I’m filled with a little bit of anger. Bitterness at the fact that we’re no longer in alignment and had to separate. I wonder if he fulfilled me. Even though we argued, I felt full. Broken, but full. There’s so much we need to work on as individuals that until we heal these wounded parts of ourselves, we won’t work. And I’m starting to figure it out. Just hope he does in time too. Because I’m not waiting. I want to live my life.
I do miss him. I miss his big ass smile. I miss how he looked at me when he’s loving me. Such a soft smoldering gaze, one where I feel like he’s undressing me in his mind. I miss his childish giggle when he’s entertained. I especially miss the smirk and eye roll combo I got from him when I said something deliberately obnoxious or so fucking awesome that he couldn’t believe it so he had to roll his eyes at me. I felt such joy and freedom with him in those moments. I felt accepted and loved. I miss our long conversations. I really miss him pacing back and forth, sometimes in circles as he talked to his friend Zoo on the phone for hours. I miss how he did my bed every morning when he stayed over. And how he took the garbage out and changed the bags. I liked that quality in him. I miss gazing into his eyes and losing a sense of myself. We merged. I miss the feeling of triumph, when he and I had made progress in our relationship. I even miss his selfishness, the times he told me exactly how he wanted things and how they were gonna go cuz he wasn’t having it any other way.
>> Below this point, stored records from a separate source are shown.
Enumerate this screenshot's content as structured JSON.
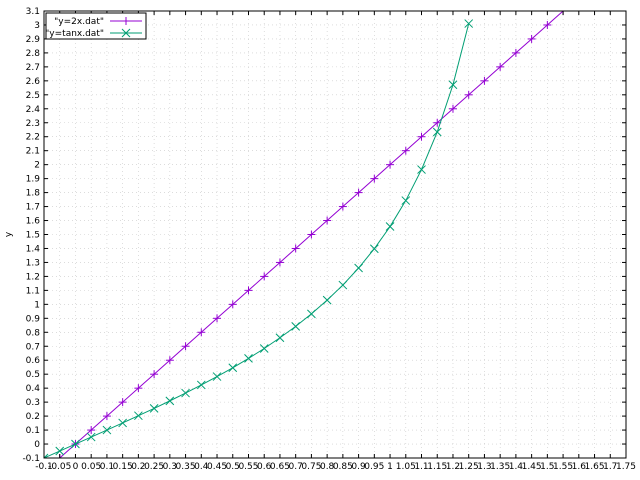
{
  "chart_data": {
    "type": "line",
    "ylabel": "y",
    "xlabel": "",
    "title": "",
    "xlim": [
      -0.1,
      1.75
    ],
    "ylim": [
      -0.1,
      3.1
    ],
    "xticks": [
      "-0.1",
      "-0.05",
      "0",
      "0.05",
      "0.1",
      "0.15",
      "0.2",
      "0.25",
      "0.3",
      "0.35",
      "0.4",
      "0.45",
      "0.5",
      "0.55",
      "0.6",
      "0.65",
      "0.7",
      "0.75",
      "0.8",
      "0.85",
      "0.9",
      "0.95",
      "1",
      "1.05",
      "1.1",
      "1.15",
      "1.2",
      "1.25",
      "1.3",
      "1.35",
      "1.4",
      "1.45",
      "1.5",
      "1.55",
      "1.6",
      "1.65",
      "1.7",
      "1.75"
    ],
    "yticks": [
      "-0.1",
      "0",
      "0.1",
      "0.2",
      "0.3",
      "0.4",
      "0.5",
      "0.6",
      "0.7",
      "0.8",
      "0.9",
      "1",
      "1.1",
      "1.2",
      "1.3",
      "1.4",
      "1.5",
      "1.6",
      "1.7",
      "1.8",
      "1.9",
      "2",
      "2.1",
      "2.2",
      "2.3",
      "2.4",
      "2.5",
      "2.6",
      "2.7",
      "2.8",
      "2.9",
      "3",
      "3.1"
    ],
    "grid": true,
    "legend_position": "top-left",
    "series": [
      {
        "name": "\"y=2x.dat\"",
        "color": "#9400d3",
        "marker": "plus",
        "x": [
          -0.05,
          0,
          0.05,
          0.1,
          0.15,
          0.2,
          0.25,
          0.3,
          0.35,
          0.4,
          0.45,
          0.5,
          0.55,
          0.6,
          0.65,
          0.7,
          0.75,
          0.8,
          0.85,
          0.9,
          0.95,
          1,
          1.05,
          1.1,
          1.15,
          1.2,
          1.25,
          1.3,
          1.35,
          1.4,
          1.45,
          1.5,
          1.55
        ],
        "y": [
          -0.1,
          0,
          0.1,
          0.2,
          0.3,
          0.4,
          0.5,
          0.6,
          0.7,
          0.8,
          0.9,
          1,
          1.1,
          1.2,
          1.3,
          1.4,
          1.5,
          1.6,
          1.7,
          1.8,
          1.9,
          2,
          2.1,
          2.2,
          2.3,
          2.4,
          2.5,
          2.6,
          2.7,
          2.8,
          2.9,
          3,
          3.1
        ]
      },
      {
        "name": "\"y=tanx.dat\"",
        "color": "#009e73",
        "marker": "x",
        "x": [
          -0.1,
          -0.05,
          0,
          0.05,
          0.1,
          0.15,
          0.2,
          0.25,
          0.3,
          0.35,
          0.4,
          0.45,
          0.5,
          0.55,
          0.6,
          0.65,
          0.7,
          0.75,
          0.8,
          0.85,
          0.9,
          0.95,
          1,
          1.05,
          1.1,
          1.15,
          1.2,
          1.25
        ],
        "y": [
          -0.1,
          -0.05,
          0,
          0.05,
          0.1,
          0.151,
          0.203,
          0.255,
          0.309,
          0.365,
          0.423,
          0.483,
          0.546,
          0.613,
          0.684,
          0.761,
          0.842,
          0.932,
          1.03,
          1.138,
          1.26,
          1.398,
          1.557,
          1.743,
          1.965,
          2.234,
          2.572,
          3.01
        ]
      }
    ]
  }
}
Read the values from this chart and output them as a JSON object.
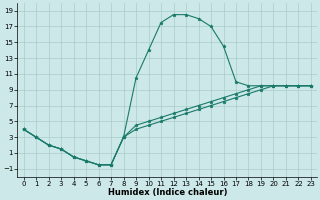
{
  "xlabel": "Humidex (Indice chaleur)",
  "bg_color": "#cce8e8",
  "grid_color": "#aacccc",
  "line_color": "#1a7a6a",
  "xlim": [
    -0.5,
    23.5
  ],
  "ylim": [
    -2.0,
    20.0
  ],
  "xticks": [
    0,
    1,
    2,
    3,
    4,
    5,
    6,
    7,
    8,
    9,
    10,
    11,
    12,
    13,
    14,
    15,
    16,
    17,
    18,
    19,
    20,
    21,
    22,
    23
  ],
  "yticks": [
    -1,
    1,
    3,
    5,
    7,
    9,
    11,
    13,
    15,
    17,
    19
  ],
  "line1_x": [
    0,
    1,
    2,
    3,
    4,
    5,
    6,
    7,
    8,
    9,
    10,
    11,
    12,
    13,
    14,
    15,
    16,
    17,
    18,
    19,
    20,
    21,
    22,
    23
  ],
  "line1_y": [
    4,
    3,
    2,
    1.5,
    0.5,
    0,
    -0.5,
    -0.5,
    3,
    10.5,
    14,
    17.5,
    18.5,
    18.5,
    18,
    17,
    14.5,
    10,
    9.5,
    9.5,
    9.5,
    9.5,
    9.5,
    9.5
  ],
  "line2_x": [
    0,
    1,
    2,
    3,
    4,
    5,
    6,
    7,
    8,
    9,
    10,
    11,
    12,
    13,
    14,
    15,
    16,
    17,
    18,
    19,
    20,
    21,
    22,
    23
  ],
  "line2_y": [
    4,
    3,
    2,
    1.5,
    0.5,
    0,
    -0.5,
    -0.5,
    3,
    4.5,
    5.0,
    5.5,
    6.0,
    6.5,
    7.0,
    7.5,
    8.0,
    8.5,
    9.0,
    9.5,
    9.5,
    9.5,
    9.5,
    9.5
  ],
  "line3_x": [
    0,
    1,
    2,
    3,
    4,
    5,
    6,
    7,
    8,
    9,
    10,
    11,
    12,
    13,
    14,
    15,
    16,
    17,
    18,
    19,
    20,
    21,
    22,
    23
  ],
  "line3_y": [
    4,
    3,
    2,
    1.5,
    0.5,
    0,
    -0.5,
    -0.5,
    3,
    4.0,
    4.5,
    5.0,
    5.5,
    6.0,
    6.5,
    7.0,
    7.5,
    8.0,
    8.5,
    9.0,
    9.5,
    9.5,
    9.5,
    9.5
  ],
  "tick_fontsize": 5,
  "xlabel_fontsize": 6
}
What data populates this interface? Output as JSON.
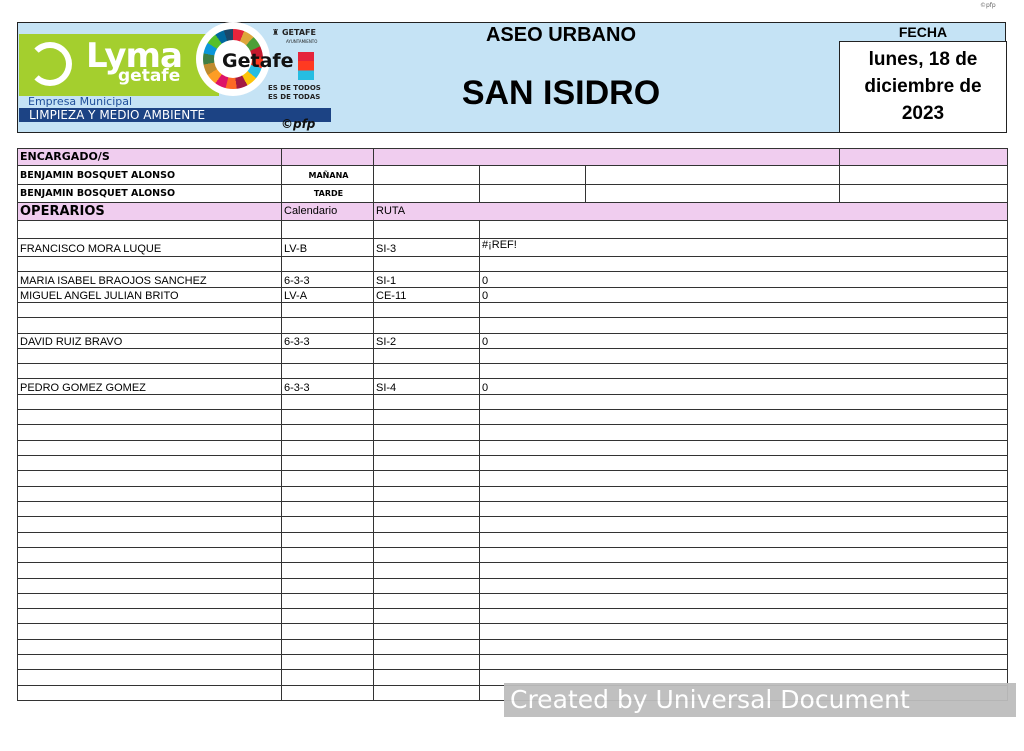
{
  "copyright_top": "©pfp",
  "logo": {
    "brand": "Lyma",
    "brand_sub": "getafe",
    "empresa": "Empresa Municipal",
    "limpieza": "LIMPIEZA Y MEDIO AMBIENTE",
    "getafe": "Getafe",
    "ayuntamiento": "GETAFE",
    "ayuntamiento_sub": "AYUNTAMIENTO",
    "slogan_1": "ES DE TODOS",
    "slogan_2": "ES DE TODAS",
    "pfp": "©pfp"
  },
  "header": {
    "service": "ASEO URBANO",
    "zone": "SAN ISIDRO",
    "fecha_label": "FECHA",
    "fecha_lines": [
      "lunes, 18 de",
      "diciembre de",
      "2023"
    ]
  },
  "encargados": {
    "label": "ENCARGADO/S",
    "rows": [
      {
        "name": "BENJAMIN BOSQUET ALONSO",
        "turno": "MAÑANA"
      },
      {
        "name": "BENJAMIN BOSQUET ALONSO",
        "turno": "TARDE"
      }
    ]
  },
  "operarios": {
    "label": "OPERARIOS",
    "col_calendario": "Calendario",
    "col_ruta": "RUTA",
    "rows": [
      {
        "name": "",
        "cal": "",
        "ruta": "",
        "val": ""
      },
      {
        "name": "FRANCISCO MORA LUQUE",
        "cal": "LV-B",
        "ruta": "SI-3",
        "val": "#¡REF!"
      },
      {
        "name": "",
        "cal": "",
        "ruta": "",
        "val": ""
      },
      {
        "name": "MARIA ISABEL BRAOJOS SANCHEZ",
        "cal": "6-3-3",
        "ruta": "SI-1",
        "val": "0"
      },
      {
        "name": "MIGUEL ANGEL JULIAN BRITO",
        "cal": "LV-A",
        "ruta": "CE-11",
        "val": "0"
      },
      {
        "name": "",
        "cal": "",
        "ruta": "",
        "val": ""
      },
      {
        "name": "",
        "cal": "",
        "ruta": "",
        "val": ""
      },
      {
        "name": "DAVID RUIZ BRAVO",
        "cal": "6-3-3",
        "ruta": "SI-2",
        "val": "0"
      },
      {
        "name": "",
        "cal": "",
        "ruta": "",
        "val": ""
      },
      {
        "name": "",
        "cal": "",
        "ruta": "",
        "val": ""
      },
      {
        "name": "PEDRO GOMEZ GOMEZ",
        "cal": "6-3-3",
        "ruta": "SI-4",
        "val": "0"
      }
    ]
  },
  "watermark": "Created by Universal Document Converter"
}
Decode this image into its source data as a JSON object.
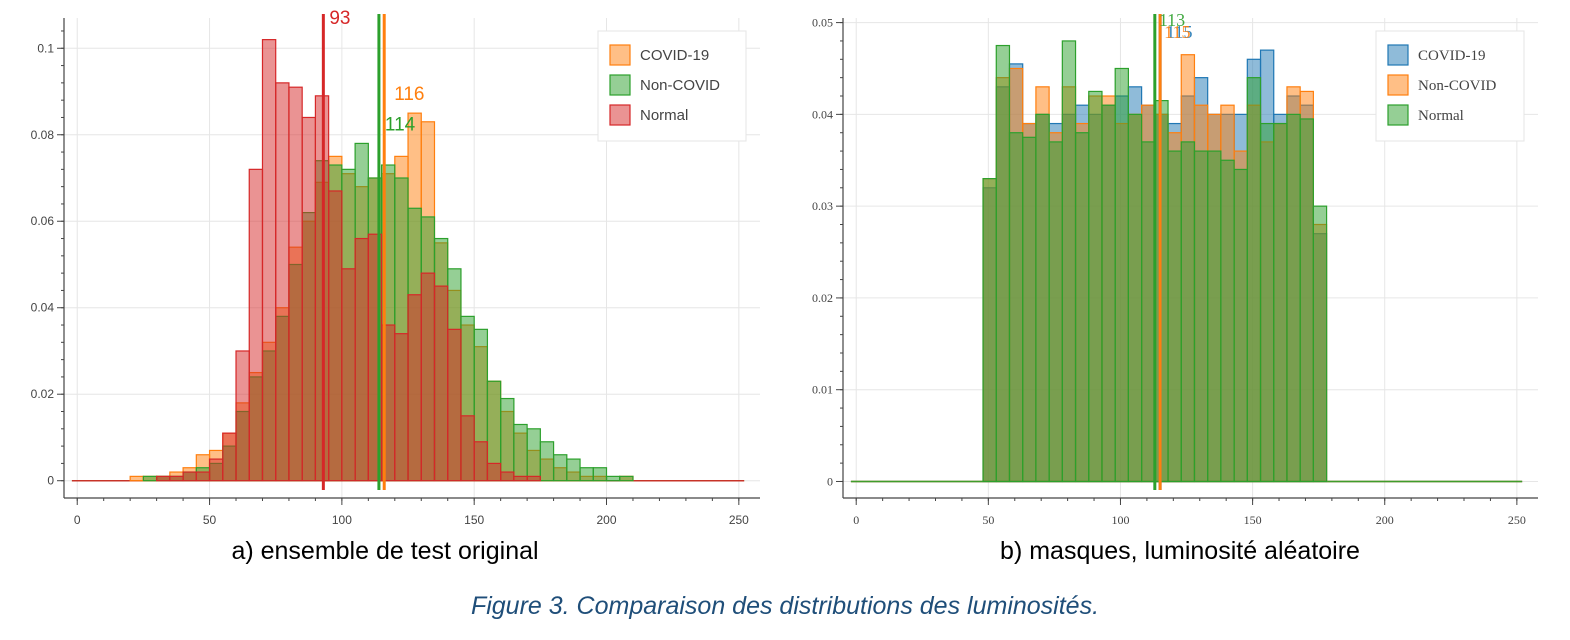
{
  "figure_caption": "Figure 3. Comparaison des distributions des luminosités.",
  "chart_data": [
    {
      "type": "bar",
      "subtitle": "a) ensemble de test original",
      "title": "",
      "xlabel": "",
      "ylabel": "",
      "xlim": [
        -5,
        258
      ],
      "ylim": [
        -0.004,
        0.107
      ],
      "x_ticks": [
        0,
        50,
        100,
        150,
        200,
        250
      ],
      "y_ticks": [
        0,
        0.02,
        0.04,
        0.06,
        0.08,
        0.1
      ],
      "y_tick_labels": [
        "0",
        "0.02",
        "0.04",
        "0.06",
        "0.08",
        "0.1"
      ],
      "grid": true,
      "legend_position": "top-right",
      "bin_edges": [
        15,
        20,
        25,
        30,
        35,
        40,
        45,
        50,
        55,
        60,
        65,
        70,
        75,
        80,
        85,
        90,
        95,
        100,
        105,
        110,
        115,
        120,
        125,
        130,
        135,
        140,
        145,
        150,
        155,
        160,
        165,
        170,
        175,
        180,
        185,
        190,
        195,
        200,
        205,
        210
      ],
      "series": [
        {
          "name": "COVID-19",
          "color": "#ff7f0e",
          "values": [
            0.0,
            0.001,
            0.001,
            0.001,
            0.002,
            0.003,
            0.006,
            0.007,
            0.011,
            0.018,
            0.025,
            0.032,
            0.04,
            0.054,
            0.06,
            0.069,
            0.075,
            0.071,
            0.068,
            0.07,
            0.071,
            0.075,
            0.085,
            0.083,
            0.055,
            0.044,
            0.036,
            0.031,
            0.023,
            0.016,
            0.011,
            0.007,
            0.005,
            0.003,
            0.002,
            0.001,
            0.001,
            0.0,
            0.001
          ],
          "mean": 116,
          "mean_label": "116"
        },
        {
          "name": "Non-COVID",
          "color": "#2ca02c",
          "values": [
            0.0,
            0.0,
            0.001,
            0.001,
            0.001,
            0.002,
            0.003,
            0.004,
            0.008,
            0.016,
            0.024,
            0.03,
            0.038,
            0.05,
            0.062,
            0.074,
            0.073,
            0.072,
            0.078,
            0.07,
            0.073,
            0.07,
            0.063,
            0.061,
            0.056,
            0.049,
            0.038,
            0.035,
            0.023,
            0.019,
            0.013,
            0.012,
            0.009,
            0.006,
            0.005,
            0.003,
            0.003,
            0.001,
            0.001
          ],
          "mean": 114,
          "mean_label": "114"
        },
        {
          "name": "Normal",
          "color": "#d62728",
          "values": [
            0.0,
            0.0,
            0.0,
            0.001,
            0.001,
            0.002,
            0.002,
            0.005,
            0.011,
            0.03,
            0.072,
            0.102,
            0.092,
            0.091,
            0.084,
            0.089,
            0.067,
            0.049,
            0.056,
            0.057,
            0.036,
            0.034,
            0.043,
            0.048,
            0.045,
            0.035,
            0.015,
            0.009,
            0.004,
            0.002,
            0.001,
            0.001,
            0.0,
            0.0,
            0.0,
            0.0,
            0.0,
            0.0,
            0.0
          ],
          "mean": 93,
          "mean_label": "93"
        }
      ],
      "baseline_range": [
        -2,
        252
      ]
    },
    {
      "type": "bar",
      "subtitle": "b) masques, luminosité aléatoire",
      "title": "",
      "xlabel": "",
      "ylabel": "",
      "xlim": [
        -5,
        258
      ],
      "ylim": [
        -0.0018,
        0.0505
      ],
      "x_ticks": [
        0,
        50,
        100,
        150,
        200,
        250
      ],
      "y_ticks": [
        0,
        0.01,
        0.02,
        0.03,
        0.04,
        0.05
      ],
      "y_tick_labels": [
        "0",
        "0.01",
        "0.02",
        "0.03",
        "0.04",
        "0.05"
      ],
      "grid": true,
      "legend_position": "top-right",
      "bin_edges": [
        48,
        53,
        58,
        63,
        68,
        73,
        78,
        83,
        88,
        93,
        98,
        103,
        108,
        113,
        118,
        123,
        128,
        133,
        138,
        143,
        148,
        153,
        158,
        163,
        168,
        173,
        178
      ],
      "series": [
        {
          "name": "COVID-19",
          "color": "#1f77b4",
          "values": [
            0.032,
            0.043,
            0.0455,
            0.039,
            0.04,
            0.039,
            0.04,
            0.041,
            0.04,
            0.041,
            0.042,
            0.043,
            0.041,
            0.04,
            0.039,
            0.042,
            0.044,
            0.04,
            0.04,
            0.04,
            0.046,
            0.047,
            0.04,
            0.042,
            0.041,
            0.027
          ],
          "mean": 115,
          "mean_label": "115"
        },
        {
          "name": "Non-COVID",
          "color": "#ff7f0e",
          "values": [
            0.033,
            0.044,
            0.045,
            0.039,
            0.043,
            0.038,
            0.043,
            0.039,
            0.042,
            0.042,
            0.039,
            0.04,
            0.041,
            0.04,
            0.038,
            0.0465,
            0.041,
            0.04,
            0.041,
            0.036,
            0.041,
            0.037,
            0.039,
            0.043,
            0.0425,
            0.028
          ],
          "mean": 115,
          "mean_label": "115"
        },
        {
          "name": "Normal",
          "color": "#2ca02c",
          "values": [
            0.033,
            0.0475,
            0.038,
            0.0375,
            0.04,
            0.037,
            0.048,
            0.038,
            0.0425,
            0.041,
            0.045,
            0.04,
            0.037,
            0.0415,
            0.036,
            0.037,
            0.036,
            0.036,
            0.035,
            0.034,
            0.044,
            0.039,
            0.039,
            0.04,
            0.0395,
            0.03
          ],
          "mean": 113,
          "mean_label": "113"
        }
      ],
      "baseline_range": [
        -2,
        252
      ]
    }
  ]
}
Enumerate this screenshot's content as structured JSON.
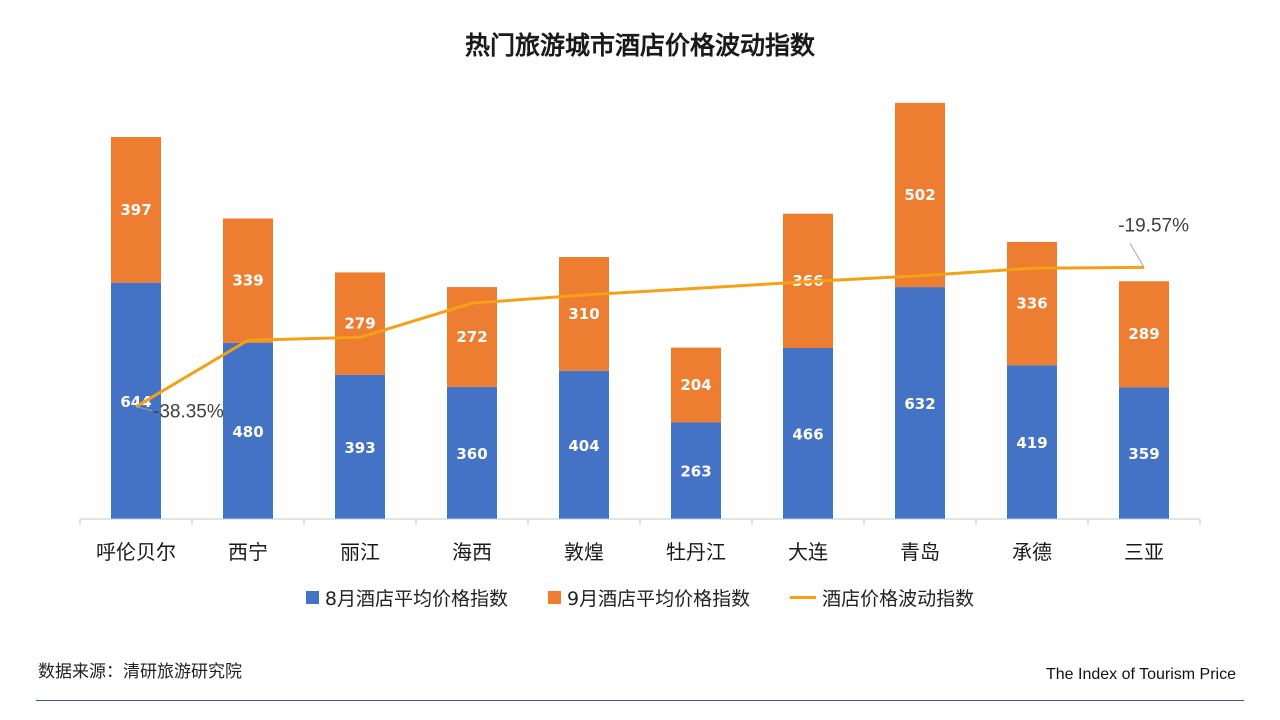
{
  "title": "热门旅游城市酒店价格波动指数",
  "chart_data": {
    "type": "bar",
    "stacked": true,
    "categories": [
      "呼伦贝尔",
      "西宁",
      "丽江",
      "海西",
      "敦煌",
      "牡丹江",
      "大连",
      "青岛",
      "承德",
      "三亚"
    ],
    "series": [
      {
        "name": "8月酒店平均价格指数",
        "type": "bar",
        "color": "#4472C4",
        "values": [
          644,
          480,
          393,
          360,
          404,
          263,
          466,
          632,
          419,
          359
        ]
      },
      {
        "name": "9月酒店平均价格指数",
        "type": "bar",
        "color": "#ED7D31",
        "values": [
          397,
          339,
          279,
          272,
          310,
          204,
          366,
          502,
          336,
          289
        ]
      },
      {
        "name": "酒店价格波动指数",
        "type": "line",
        "color": "#F5A016",
        "values": [
          -38.35,
          -29.4,
          -29.0,
          -24.4,
          -23.3,
          -22.4,
          -21.5,
          -20.7,
          -19.7,
          -19.57
        ],
        "labels": [
          "-38.35%",
          "",
          "",
          "",
          "",
          "",
          "",
          "",
          "",
          "-19.57%"
        ]
      }
    ],
    "ylim": [
      0,
      1150
    ],
    "line_ylim": [
      -45,
      -14
    ],
    "legend": "bottom",
    "grid": false
  },
  "source": "数据来源：清研旅游研究院",
  "brand": "The Index of Tourism Price"
}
I’m willing to spend the rest of my life with him, I am. But I can’t do it without him being on the same page as me. Growth is constant change and if we’re going to be splitting up along the path then that’s an indication our energies repel each other. Which means, our hearts are in different places. And that’s OKAY. I don’t know why I feel so calm about this, even though there’s a tsunami happening inside me for the last couple of months. And if it means I find someone else along the way and during this process, so be it. Even though I have no desire to be with anyone else. At all. It’s the first time in my life where I’m not seeking attention from another man to make me feel good. My heart’s so closed. But what’s meant to be will be, and I’ve gotta accept the present moment and in this present moment, we are not together. There’s a reason for this. I trust the universe wholeheartedly.